2020年から立ち上がるラリークロスの電動マシンシリーズ、プロジェクトE(Projekt E)に、ノルウェーのホルテン・モータースポーツASが初めて参戦を表明した。フォード・フィエスタがベースのプロジェクトEレースカーで参戦する。
プロジェクトEは、STARD(Stohl Advanced Research and Development)と、FIA世界ラリークロス選手権のプロモーターを務めるIMGが連携して進めるシリーズで、世界ラリークロス選手権のヨーロッパ戦数戦にサポートイベントとして組まれる。
ホルテン・モータースポーツのプロジェクトマネージャーで、自らも技術調査会社、Ing Nils Reimers AS (INR)の代表を務めるニールス・レイメースは、「プロジェクトEへの参戦に乗り出すことで、我々は電動技術開発の面で正しい方向に推し進んでいける」と語る。
「モータースポーツが新しい自動車技術の先陣を切っているのは事実。プロジェクトEは我々に技術的なプラットフォームをもたらし、我々は自動車産業の変化の中で適切に学んでいくことができる」
チームマネージャーのスベン・ビヤルテ・ホルテンも、コスト効率の高いシリーズでチームにもたらされるプロジェクトEの最新技術を強調する。
「プロジェクトEは画期的な事業で、プライベートのチームに電力モータースポーツの世界への門戸を開いてくれるもの。シンプルで革新的でありながら手ごろな価格というSTARDの技術コンセプトのおかげで、ロードカーの電力パワートレーン関連では比類の無いレベルになっている」とホルテン。
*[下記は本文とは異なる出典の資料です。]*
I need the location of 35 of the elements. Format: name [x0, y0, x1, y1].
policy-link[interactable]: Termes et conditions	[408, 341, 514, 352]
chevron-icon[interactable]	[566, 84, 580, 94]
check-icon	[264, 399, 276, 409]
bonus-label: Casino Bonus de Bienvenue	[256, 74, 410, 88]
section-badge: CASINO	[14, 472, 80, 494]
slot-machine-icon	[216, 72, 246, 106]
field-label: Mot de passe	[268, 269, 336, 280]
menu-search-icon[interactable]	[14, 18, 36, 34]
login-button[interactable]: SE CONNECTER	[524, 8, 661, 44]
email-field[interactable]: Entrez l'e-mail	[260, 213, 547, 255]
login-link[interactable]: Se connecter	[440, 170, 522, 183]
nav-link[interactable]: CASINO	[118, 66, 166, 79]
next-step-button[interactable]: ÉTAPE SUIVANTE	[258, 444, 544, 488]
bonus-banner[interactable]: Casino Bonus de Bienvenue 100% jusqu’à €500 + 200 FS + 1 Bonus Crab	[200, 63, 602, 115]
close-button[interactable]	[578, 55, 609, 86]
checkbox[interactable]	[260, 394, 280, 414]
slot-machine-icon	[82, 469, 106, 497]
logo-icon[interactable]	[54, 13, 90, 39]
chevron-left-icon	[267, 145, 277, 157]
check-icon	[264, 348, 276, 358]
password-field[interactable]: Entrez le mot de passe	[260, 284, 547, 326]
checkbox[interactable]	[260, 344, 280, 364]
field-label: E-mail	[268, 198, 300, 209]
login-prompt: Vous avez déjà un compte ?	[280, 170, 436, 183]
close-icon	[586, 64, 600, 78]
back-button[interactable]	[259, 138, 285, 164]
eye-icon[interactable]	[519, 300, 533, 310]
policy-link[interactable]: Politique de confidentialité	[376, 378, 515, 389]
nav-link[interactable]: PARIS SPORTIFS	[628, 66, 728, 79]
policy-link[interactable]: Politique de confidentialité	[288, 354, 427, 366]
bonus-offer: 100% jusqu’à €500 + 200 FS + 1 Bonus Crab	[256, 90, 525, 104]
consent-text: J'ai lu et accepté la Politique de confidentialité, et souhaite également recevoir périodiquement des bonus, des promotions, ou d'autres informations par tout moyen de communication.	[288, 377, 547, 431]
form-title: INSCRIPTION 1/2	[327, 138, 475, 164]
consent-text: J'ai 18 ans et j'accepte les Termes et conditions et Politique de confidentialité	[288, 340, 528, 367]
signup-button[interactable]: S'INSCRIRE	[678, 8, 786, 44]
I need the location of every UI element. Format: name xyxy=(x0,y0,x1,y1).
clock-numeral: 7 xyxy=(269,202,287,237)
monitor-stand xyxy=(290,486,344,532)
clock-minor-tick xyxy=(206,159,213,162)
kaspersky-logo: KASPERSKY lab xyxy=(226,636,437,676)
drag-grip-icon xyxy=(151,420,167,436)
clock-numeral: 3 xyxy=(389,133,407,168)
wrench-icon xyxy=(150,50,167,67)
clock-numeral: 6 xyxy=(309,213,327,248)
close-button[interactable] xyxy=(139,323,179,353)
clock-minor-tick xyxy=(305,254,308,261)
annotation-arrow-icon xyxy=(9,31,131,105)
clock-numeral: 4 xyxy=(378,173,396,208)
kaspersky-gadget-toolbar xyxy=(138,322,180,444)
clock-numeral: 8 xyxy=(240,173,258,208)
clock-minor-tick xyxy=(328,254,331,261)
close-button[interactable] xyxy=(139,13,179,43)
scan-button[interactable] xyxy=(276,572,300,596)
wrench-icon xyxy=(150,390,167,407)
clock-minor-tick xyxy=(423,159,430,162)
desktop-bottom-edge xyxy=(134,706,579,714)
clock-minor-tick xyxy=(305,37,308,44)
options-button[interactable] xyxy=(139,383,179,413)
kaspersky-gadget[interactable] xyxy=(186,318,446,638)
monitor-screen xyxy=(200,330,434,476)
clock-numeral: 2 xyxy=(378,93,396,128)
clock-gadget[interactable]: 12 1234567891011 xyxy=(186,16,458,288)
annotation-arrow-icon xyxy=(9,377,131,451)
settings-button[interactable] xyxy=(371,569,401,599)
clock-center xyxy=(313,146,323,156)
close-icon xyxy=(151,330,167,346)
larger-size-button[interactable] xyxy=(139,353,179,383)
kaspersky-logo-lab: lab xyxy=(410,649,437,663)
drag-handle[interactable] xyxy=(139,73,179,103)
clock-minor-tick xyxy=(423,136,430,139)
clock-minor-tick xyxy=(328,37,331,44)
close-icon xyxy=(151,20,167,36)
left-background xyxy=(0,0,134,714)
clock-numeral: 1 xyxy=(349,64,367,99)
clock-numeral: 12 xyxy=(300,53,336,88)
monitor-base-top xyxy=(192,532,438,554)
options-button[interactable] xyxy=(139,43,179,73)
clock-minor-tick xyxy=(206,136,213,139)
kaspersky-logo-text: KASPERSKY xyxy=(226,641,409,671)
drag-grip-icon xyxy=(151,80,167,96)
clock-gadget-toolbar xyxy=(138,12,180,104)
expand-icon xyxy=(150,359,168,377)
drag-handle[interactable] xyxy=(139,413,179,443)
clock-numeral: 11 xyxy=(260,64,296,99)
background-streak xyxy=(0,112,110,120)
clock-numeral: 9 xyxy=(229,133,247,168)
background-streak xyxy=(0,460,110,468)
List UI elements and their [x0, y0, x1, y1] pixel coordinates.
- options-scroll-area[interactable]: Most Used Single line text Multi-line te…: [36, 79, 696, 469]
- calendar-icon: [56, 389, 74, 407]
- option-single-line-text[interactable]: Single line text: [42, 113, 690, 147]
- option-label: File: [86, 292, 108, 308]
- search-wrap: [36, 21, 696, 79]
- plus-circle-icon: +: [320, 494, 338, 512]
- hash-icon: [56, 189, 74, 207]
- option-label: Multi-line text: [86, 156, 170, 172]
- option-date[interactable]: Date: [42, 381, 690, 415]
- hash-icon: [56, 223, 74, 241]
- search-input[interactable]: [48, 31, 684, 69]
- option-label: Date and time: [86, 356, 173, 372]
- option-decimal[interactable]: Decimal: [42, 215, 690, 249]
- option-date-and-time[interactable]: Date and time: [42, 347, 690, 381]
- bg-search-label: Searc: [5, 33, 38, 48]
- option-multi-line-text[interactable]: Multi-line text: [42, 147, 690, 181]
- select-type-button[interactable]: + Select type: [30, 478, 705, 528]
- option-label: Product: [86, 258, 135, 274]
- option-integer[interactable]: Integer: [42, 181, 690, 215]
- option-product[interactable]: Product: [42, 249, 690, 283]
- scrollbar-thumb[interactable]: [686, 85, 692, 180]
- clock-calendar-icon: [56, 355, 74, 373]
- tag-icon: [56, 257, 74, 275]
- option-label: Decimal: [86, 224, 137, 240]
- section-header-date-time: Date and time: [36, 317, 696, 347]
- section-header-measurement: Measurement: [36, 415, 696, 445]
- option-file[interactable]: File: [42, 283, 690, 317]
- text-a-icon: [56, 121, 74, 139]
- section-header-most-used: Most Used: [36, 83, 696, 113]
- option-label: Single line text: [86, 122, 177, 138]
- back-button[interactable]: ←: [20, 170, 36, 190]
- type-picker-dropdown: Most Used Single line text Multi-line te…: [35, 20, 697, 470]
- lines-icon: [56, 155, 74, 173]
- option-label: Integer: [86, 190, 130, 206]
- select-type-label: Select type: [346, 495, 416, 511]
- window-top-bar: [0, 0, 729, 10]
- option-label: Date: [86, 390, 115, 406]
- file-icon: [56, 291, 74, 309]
ホルテン・モータースポーツは、世界RXやヨーロッパのラリークロス競技に長く関わりを持つ。特に注目されるのは、ダニエル・ホルテンが2015年のFIA世界ラリークロスで、エクランド・モータースポーツとのパートナーシップにより、フォルクスワーゲン・ビートルで参戦する初めてのドライバーとなったことだ。それまではフォード・フィエスタSTで世界を舞台にレースを行っていたほか、ユーロスーパーカーにも参戦。2010年のデビュー以来、RXライトやRXスウェーデンにも参戦していた。今年の序盤には、ホルテンはツーリングカー・フィエスタで参戦したノルウェーラリークロス選手権に輝いている。現状では、ホルテン自身がプロジェクトEのドライバーになるという発表はない。
STARDの創設者でCEOのミハエル・サコビッツは、ホルテン・モータースポーツのプロジェクトE参入を歓迎できることに喜びを明かした。
「STARDとIMGによるプロジェクトEが公式に発表されたのは、わずか数週間前のこと。それなのに、すでに新カテゴリーへの参戦を表明して準備を進めているチームがいるのだ」とサコビッツ。
「ホルテン・モータースポーツが初めてチームとして公式に参戦を表明してくれて、うれしい。プロジェクトEはいよいよスタートする。2年後のことを話し合っているのではない。2020年からこのキットを購入してレースに参加することができるのだ。これほどシンプルな話はない」
「先日、ウイーンで行ったミーティングでは、ホルテンASのチームにこのマシンをドライブする機会を作ることができた。カスタマーであるホルテンASとともに、レーシングの新しい時代を歩み出せることを楽しみにしている」
プロジェクトEの2020年カレンダーは、先週発表となった。開幕戦は5月16-17日、ベルギーのスパ・フランコルシャンで、FIA世界ラリークロス選手権第3戦のサポートイベントとして開催される。